Birkaç adım daha attım. Ama bu sefer başım döndü. Adımlarım dengesiz bir şekilde yana doğru yatarken kolumda ki baskı ile son da yer ile buluşmaktan kurtuldum. Kimin tuttuğuna bakmadım. Hemen yanımda Jennie'in soluğunu işitebiliyorken bakmama gerek yoktu.  Jonginin gittiği yönden kendimi alamıyordum. Eğer yanımda Jennie yerine başkası olsa asla anlamazdım.

"Uçağı kaçıracağız. Acele etmemiz lazım." Kolumu hafifçe çekerek ayaklarımı olduğu yerden birkaç santim hareket ettirdi. Başka bir zaman diliminde olsaydık bir kıza göre sahip olduğu güç beni hayrete düşürürdü. Ama bu gün ilginç olmanın yanından bile geçemiyordu.

"Gelmeyecek değil mi?" Gelmeyecekti. Az önce söylediği her cümle bir elveda cümlesiydi. Jongin kendince bana vedasını etmişti. Ve şimdi benim ne halde olacağımı düşünmeden çekip gidiyordu. "Bana bir şey söyle. Gelmeyecek değil mi?"

Kolumu sertce silkeleyerek tutuşundan kurtulmaya çalıştım. Birinin bana güç uygulamasından son derece sıkılmıştım. Sehun gel, Sehun git. Bütün bu hikayenin içinde evcil bir kurt olan belki de aslında bendim. Jennie hiç oralı olmadı. Aksine giydiğim ceketin üstünde dahi tenime sertce batan tırnaklarını hissedebiliyordum. Gergindi. Belki öfkeli.

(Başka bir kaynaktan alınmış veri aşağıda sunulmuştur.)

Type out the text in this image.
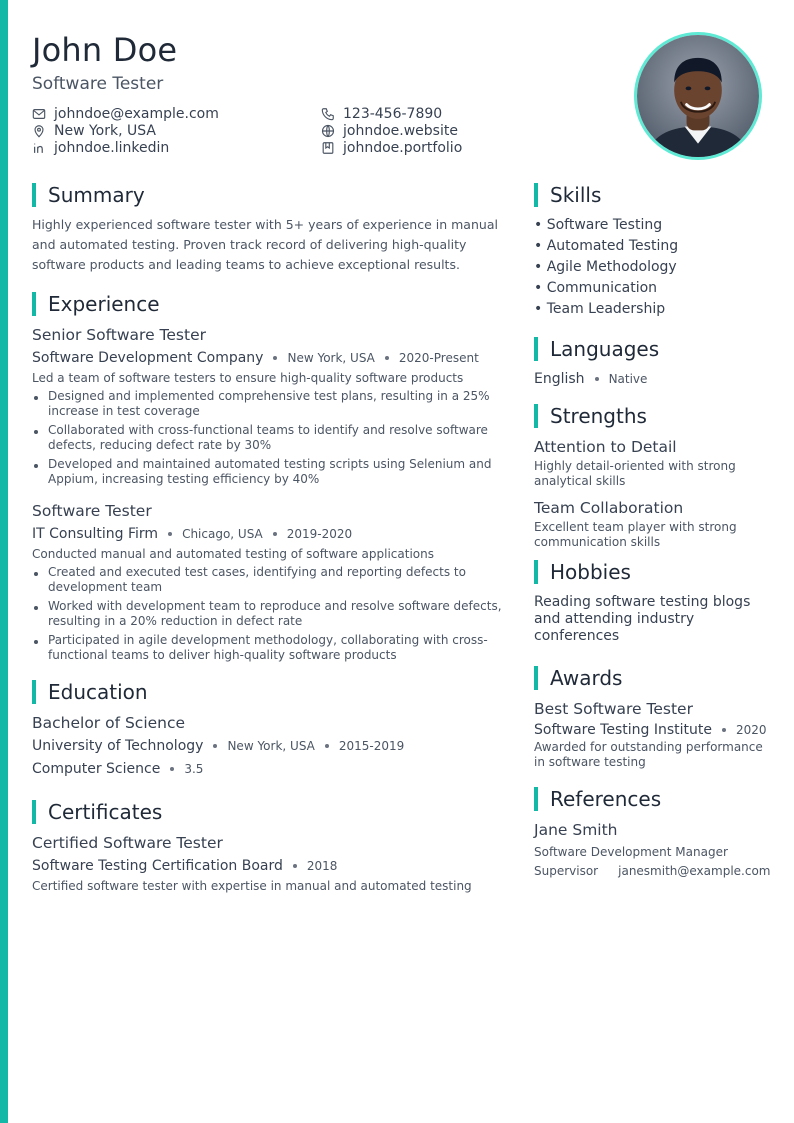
John Doe
Software Tester
johndoe@example.com	123-456-7890
New York, USA	johndoe.website
johndoe.linkedin	johndoe.portfolio
Summary
Highly experienced software tester with 5+ years of experience in manual and automated testing. Proven track record of delivering high-quality software products and leading teams to achieve exceptional results.
Experience
Senior Software Tester
Software Development Company New York, USA 2020-Present
Led a team of software testers to ensure high-quality software products
Designed and implemented comprehensive test plans, resulting in a 25% increase in test coverage
Collaborated with cross-functional teams to identify and resolve software defects, reducing defect rate by 30%
Developed and maintained automated testing scripts using Selenium and Appium, increasing testing efficiency by 40%
Software Tester
IT Consulting Firm Chicago, USA 2019-2020
Conducted manual and automated testing of software applications
Created and executed test cases, identifying and reporting defects to development team
Worked with development team to reproduce and resolve software defects, resulting in a 20% reduction in defect rate
Participated in agile development methodology, collaborating with cross-functional teams to deliver high-quality software products
Education
Bachelor of Science
University of Technology New York, USA 2015-2019
Computer Science 3.5
Certificates
Certified Software Tester
Software Testing Certification Board 2018
Certified software tester with expertise in manual and automated testing
Skills
• Software Testing
• Automated Testing
• Agile Methodology
• Communication
• Team Leadership
Languages
English Native
Strengths
Attention to Detail
Highly detail-oriented with strong analytical skills
Team Collaboration
Excellent team player with strong communication skills
Hobbies
Reading software testing blogs and attending industry conferences
Awards
Best Software Tester
Software Testing Institute 2020
Awarded for outstanding performance in software testing
References
Jane Smith
Software Development Manager
Supervisor janesmith@example.com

Başka bir zaman diliminde daha olsak bu belki beni korkuturdu. İşte sorun buydu. Olmak istediğim bir sürü zaman dilimi vardı. Başka başka tepki vereceğim bir sürü zaman dilimi. Ve ben olabilecek en kötü zamana denk gelmiştim.

Jongin yoktu.

"Bana bir emir verdi Sehun. Yerine getirmek zorundayım. Artık gitmemiz lazım." Kolumu tekrar çekiştirdi. Bu sefer ona direnmedim. Direnecek gücüm yoktu. Yapabileceğim daha iyi bir şey yoktu. Kollarımın arasında mışıl mışıl uyuyan bir oğlum vardı. Nasıl geriye dönüp onu tehlikeye atabilirdim? Bir sürü yargılayıcı kurdun önüne küçük bedenini sunmaya hakkım var mıydı?

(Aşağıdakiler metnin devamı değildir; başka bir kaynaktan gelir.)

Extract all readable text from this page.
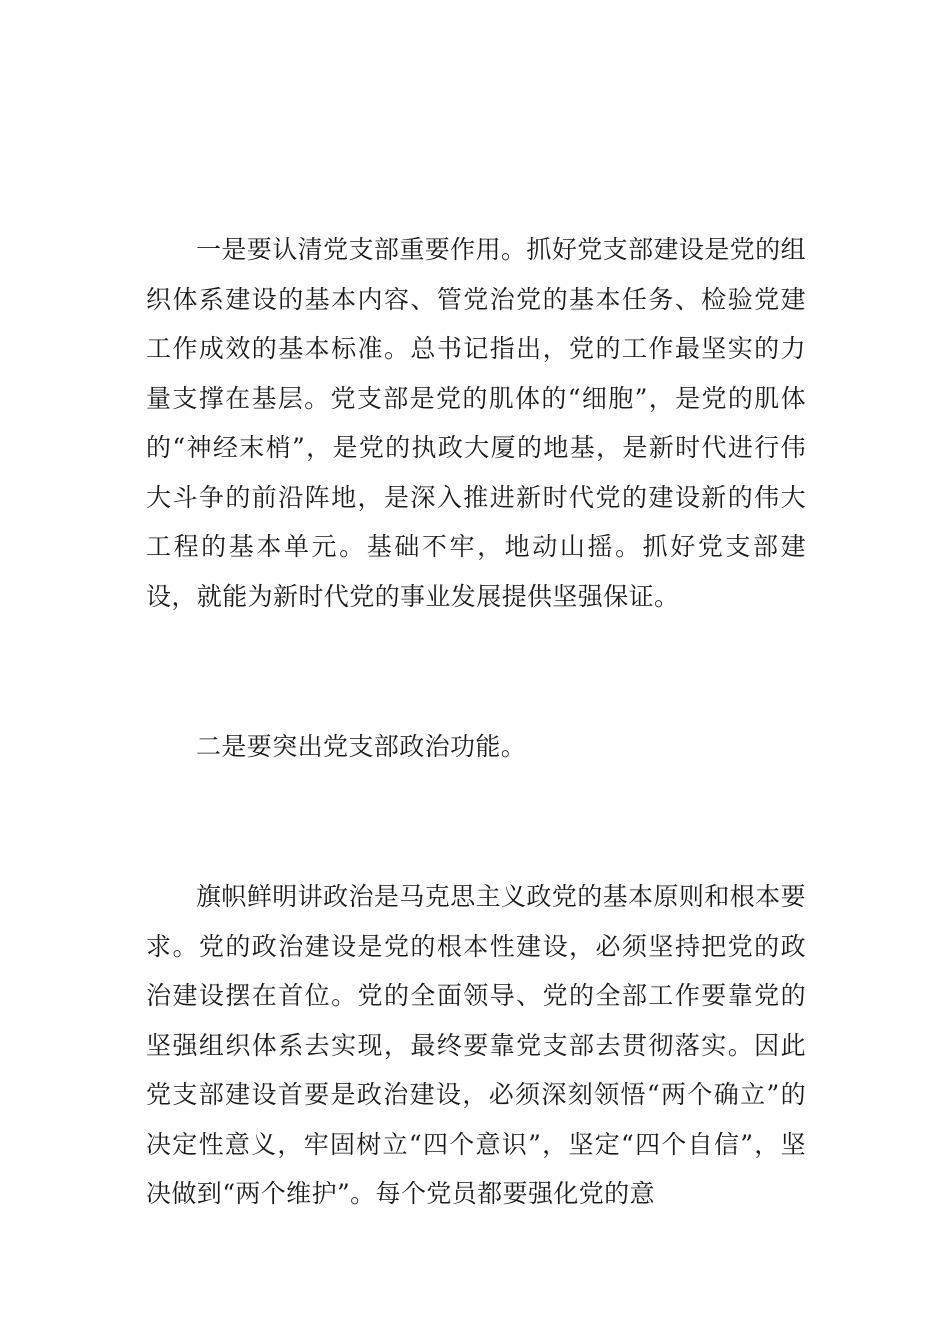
一是要认清党支部重要作用。抓好党支部建设是党的组织体系建设的基本内容、管党治党的基本任务、检验党建工作成效的基本标准。总书记指出，党的工作最坚实的力量支撑在基层。党支部是党的肌体的“细胞”，是党的肌体的“神经末梢”，是党的执政大厦的地基，是新时代进行伟大斗争的前沿阵地，是深入推进新时代党的建设新的伟大工程的基本单元。基础不牢，地动山摇。抓好党支部建设，就能为新时代党的事业发展提供坚强保证。

二是要突出党支部政治功能。

旗帜鲜明讲政治是马克思主义政党的基本原则和根本要求。党的政治建设是党的根本性建设，必须坚持把党的政治建设摆在首位。党的全面领导、党的全部工作要靠党的坚强组织体系去实现，最终要靠党支部去贯彻落实。因此党支部建设首要是政治建设，必须深刻领悟“两个确立”的决定性意义，牢固树立“四个意识”，坚定“四个自信”，坚决做到“两个维护”。每个党员都要强化党的意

Gözlerimi sıkıca kapattım. Kapatmamla beraber göz yaşlarım sicim gibi yanaklarımdan aşağıya doğru döküldü. İlk defa ağlamayı sorun etmedim.  Istediğim kadar ağlamaya özgürdüm. Bağırabilirdim. Çığlık atabilirdim. Yapabileceğim onca duyguya rağmen kader sessizce içimde filizlendi. Ne çığlık atmaya gücüm yardı, ne de bağırmaya.  Daha güçlü olsaydım, bir kurt olsaydım, dirençli olsaydım böyle olmazdı.
Jongin burada olurdu.

Hepsi benim yüzümdendi.

Adımlarım Jennie'nin arkasından yavaşça ilerledi. Nereye bastığıma dikkat etmiyordum. Bazen ufak bir çukur ya da dikenli bir çalı yüzünden adımlarım yalpalayarak sağa sola kayıyordu. Düşecek gibi oluyordum Dikkatim burada değildi. Kafamda ki çarklar çok hızlı dönüyor gerçekleşmemiş planların içinde kendimi görüyordum.
Jae'nin güvenliğini garanti altına aldıktan sonra geri dönebilir miydim? Belki Jennie ona bir süre göz kulak olurdu. Ben de buraya tekrardan dönerek işleri yoluna koymaya çalışırdım. Belki de koyamazdım ama en azından bir şeyleri Jonginle beraber mahfederdik. Onunla bir şeyleri her zaman berbat ediyorduk. Ama zaman içinde aslında aşkın her zaman mutluluktan ibaret olmadığını da bu şekilde öğrenmiştim.